If current rates prevail, the United Nations predicts that more than 140 million girls will become child brides by 2020. The head of UN Women, Michelle Bachelet, stated that child marriage is a violation of girl's human rights: it halts education, increases health risks, and increases the probability that girls will fall victim to sexual violence. The majority of the world’s child marriages take place in rural sub-Sarahan Africa and south Asia, with nearly one-third of women married by their 18th birthday in sub-Saharan Africa, and nearly one-half of women married by age 18 in south Asia. Nine out of ten of the countries with the highest rates of child marriage are in Africa, with Niger in the lead with a rate of 75% married by 18. At 66%, Bangladesh has the highest rate in Asian countries.
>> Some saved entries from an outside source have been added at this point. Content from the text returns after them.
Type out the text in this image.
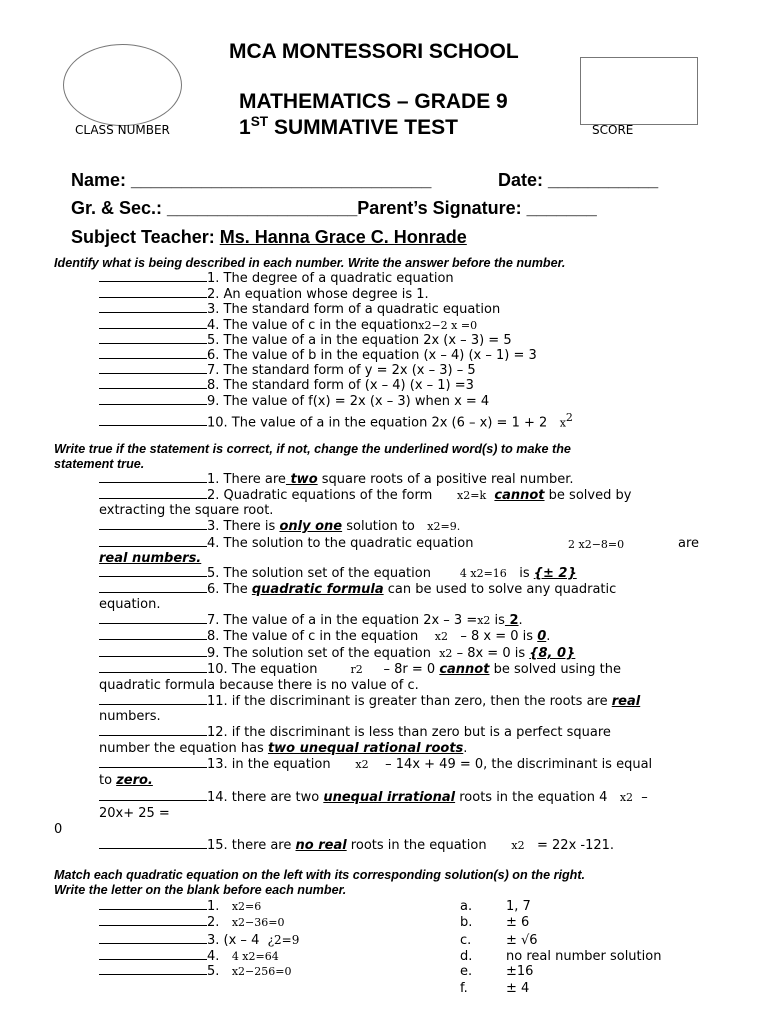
MCA MONTESSORI SCHOOL
MATHEMATICS – GRADE 9
1ST SUMMATIVE TEST
CLASS NUMBER	SCORE
Name: ______________________________	Date: ___________
Gr. & Sec.: ___________________Parent’s Signature: _______
Subject Teacher: Ms. Hanna Grace C. Honrade
Identify what is being described in each number. Write the answer before the number.
1. The degree of a quadratic equation
2. An equation whose degree is 1.
3. The standard form of a quadratic equation
4. The value of c in the equationx2−2 x =0
5. The value of a in the equation 2x (x – 3) = 5
6. The value of b in the equation (x – 4) (x – 1) = 3
7. The standard form of y = 2x (x – 3) – 5
8. The standard form of (x – 4) (x – 1) =3
9. The value of f(x) = 2x (x – 3) when x = 4
10. The value of a in the equation 2x (6 – x) = 1 + 2 $x^2$
Write true if the statement is correct, if not, change the underlined word(s) to make the
statement true.
1. There are two square roots of a positive real number.
2. Quadratic equations of the form x2=k cannot be solved by
extracting the square root.
3. There is only one solution to x2=9.
4. The solution to the quadratic equation	2 x2−8=0	are
real numbers.
5. The solution set of the equation	4 x2=16 is {± 2}
6. The quadratic formula can be used to solve any quadratic
equation.
7. The value of a in the equation 2x – 3 =x2 is 2.
8. The value of c in the equation x2 – 8 x = 0 is 0.
9. The solution set of the equation x2 – 8x = 0 is {8, 0}
10. The equation	r2 – 8r = 0 cannot be solved using the
quadratic formula because there is no value of c.
11. if the discriminant is greater than zero, then the roots are real
numbers.
12. if the discriminant is less than zero but is a perfect square
number the equation has two unequal rational roots.
13. in the equation x2 – 14x + 49 = 0, the discriminant is equal
to zero.
14. there are two unequal irrational roots in the equation 4 x2 –
20x+ 25 =
0
15. there are no real roots in the equation x2 = 22x -121.
Match each quadratic equation on the left with its corresponding solution(s) on the right.
Write the letter on the blank before each number.
1. x2=6
2. x2−36=0
3. (x – 4 ¿2=9
4. 4 x2=64
5. x2−256=0
a.	1, 7
b.	± 6
c.	± √6
d.	no real number solution
e.	±16
f.	± 4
Poor countries find the fight against child marriage most difficult, as early marriage is not only an accepted traditional practice, but families often have fewer resources to keep girls in school and maintain stability in the home. By marrying off a daughter early, a family will have one less mouth to feed and will likely receive a “bride price” - money or livestock in exchange for a daughter's hand in marriage. “Someone will come in and give a father a cow for a girl when they are eight or nine years old and when they reach puberty they will give another cow," said Catherine Gotani Hara, health minister for Malawi. The legislature in Malawi, with a current child marriage rate of 50%, is trying to raise the legal age of marriage from 15 to 18, with the hope that the change will encourage girls to stay in school longer and cut maternal mortality rates. "Our biggest worry is that where women are getting married early, it is causing a lot of maternal deaths," said Hara. The issue has been included in the government's Safe Motherhood initiative, which involves local tribal chiefs in dispelling the traditional practice. The initiative hopes that this collaboration will encourage communities to send their children to school, specifically girls, and transform the notion that marrying girls early will bring blessings to the family.

Compiled from: Ford, Liz, “140 million girls will become child brides by 2020 at current rates,” The Guardian (08 March 2013).